症状があっても医師に認めてもらえなかったり、診断書の内容が不十分だったりするケースがあります。
たとえば、どのように記載すれば障害等級の何級に認定される、などといった事情については知らない医師もいるようです。
医師から労災保険の給付基準を満たす診断書を出してもらえなかった場合には、担当医師を変更してもらったり、別の医療機関を受診したりする、いわゆるセカンドオピニオンも一つの手段でしょう。
また、労災申請に精通している弁護士に相談・依頼する方法もあります。
弁護士から、診断書の記載方法などについて医師に意見したことで、診断書を再度作成してもらえることもあります。
【まとめ】労災保険給付の種類によっては診断書が必要になる
今回の記事のまとめは次のとおりです。
- 労災保険の給付は、主に次の7種類
(1)療養(補償)等給付
(2)休業(補償)等給付
(3)障害(補償)等給付
(4)傷病(補償)等年金
(5)遺族(補償)等給付
(6)葬祭料等(葬祭給付)
(7)介護(補償)等給付
- 給付の種類や内容によって、医師の作成した診断書の要否が異なる
- 診断書の作成費用として労災保険から給付される金額は最大4,000円
- 診断書の作成費用が給付金額を超えた場合でも、差額は自己負担となる
- 診断書の作成期間は平均2週間程度だが、後遺障害診断書の場合にはさらに時間がかかる
- 労災保険を申請する際の書類の提出先は、基本的に医療機関と労働基準監督署
- 労災保険の申請は、受診した病院が労災指定医療機関であるかどうかで、流れが異なる場合がある
- 労災申請には時効がある(期限内に請求しなければならない)
- 労災保険の給付基準を満たす診断書を出してもらうためには、いわゆるセカンドオピニオンだけでなく、弁護士への相談・依頼が効果的な場合がある
この記事では、労災申請における診断書の要否や費用、申請の流れについて解説しました。
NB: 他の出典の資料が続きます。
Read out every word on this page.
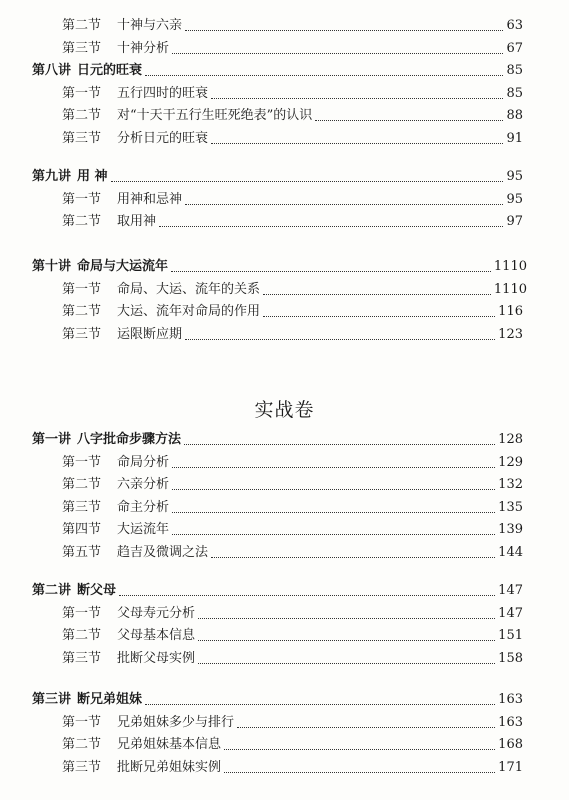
第二节 十神与六亲	63
第三节 十神分析	67
第八讲 日元的旺衰	85
第一节 五行四时的旺衰	85
第二节 对“十天干五行生旺死绝表”的认识	88
第三节 分析日元的旺衰	91
第九讲 用 神	95
第一节 用神和忌神	95
第二节 取用神	97
第十讲 命局与大运流年	1110
第一节 命局、大运、流年的关系	1110
第二节 大运、流年对命局的作用	116
第三节 运限断应期	123
第一讲 八字批命步骤方法	128
第一节 命局分析	129
第二节 六亲分析	132
第三节 命主分析	135
第四节 大运流年	139
第五节 趋吉及微调之法	144
第二讲 断父母	147
第一节 父母寿元分析	147
第二节 父母基本信息	151
第三节 批断父母实例	158
第三讲 断兄弟姐妹	163
第一节 兄弟姐妹多少与排行	163
第二节 兄弟姐妹基本信息	168
第三节 批断兄弟姐妹实例	171
实战卷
労災保険は、仕事中や通勤中のケガや病気に対する重要な補償制度です。
給付の種類や申請内容によって必要な書類や手続が異なるため、事前にしっかりと確認しておきましょう。
診断書が必要なケースやその作成費用についても理解しておくことで、スムーズに申請手続を進めることができます。
労災申請は初めての方にとっては複雑に感じるかもしれません。
労災保険を有効に活用し、安心して治療や休養に専念できるよう、この記事を参考にしっかりと準備を進めてください。